AMES: Approximate Multi-modal Enterprise Search via Late Interaction Retrieval
It addresses the challenge of efficient multimodal search for enterprise applications, though it is incremental as it builds on existing late interaction methods.
The paper tackles the problem of multimodal enterprise search by introducing AMES, a unified late interaction retrieval architecture that enables cross-modal retrieval without modality-specific logic, achieving competitive ranking performance on the ViDoRe V3 benchmark within a scalable, production-ready Solr-based system.

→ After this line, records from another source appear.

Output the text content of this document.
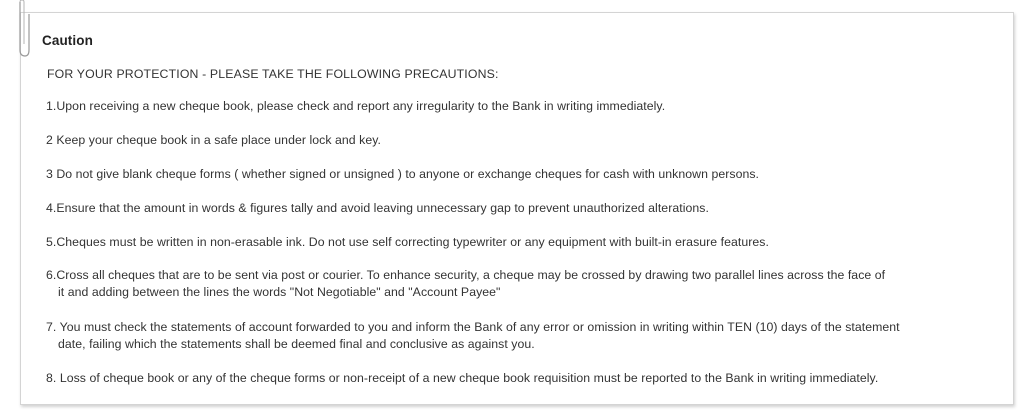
Caution
FOR YOUR PROTECTION - PLEASE TAKE THE FOLLOWING PRECAUTIONS:
1.Upon receiving a new cheque book, please check and report any irregularity to the Bank in writing immediately.
2 Keep your cheque book in a safe place under lock and key.
3 Do not give blank cheque forms ( whether signed or unsigned ) to anyone or exchange cheques for cash with unknown persons.
4.Ensure that the amount in words & figures tally and avoid leaving unnecessary gap to prevent unauthorized alterations.
5.Cheques must be written in non-erasable ink. Do not use self correcting typewriter or any equipment with built-in erasure features.
6.Cross all cheques that are to be sent via post or courier. To enhance security, a cheque may be crossed by drawing two parallel lines across the face of
it and adding between the lines the words "Not Negotiable" and "Account Payee"
7. You must check the statements of account forwarded to you and inform the Bank of any error or omission in writing within TEN (10) days of the statement
date, failing which the statements shall be deemed final and conclusive as against you.
8. Loss of cheque book or any of the cheque forms or non-receipt of a new cheque book requisition must be reported to the Bank in writing immediately.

We present AMES (Approximate Multimodal Enterprise Search), a unified multimodal late interaction retrieval architecture which is backend agnostic. AMES demonstrates that fine-grained multimodal late interaction retrieval can be deployed within a production grade enterprise search engine without architectural redesign. Text tokens, image patches, and video frames are embedded into a shared representation space using multi-vector encoders, enabling cross-modal retrieval without modality specific retrieval logic. AMES employs a two-stage pipeline: parallel token level ANN search with per document Top-M MaxSim approximation, followed by accelerator optimized Exact MaxSim re-ranking. Experiments on the ViDoRe V3 benchmark show that AMES achieves competitive ranking performance within a scalable, production ready Solr based system.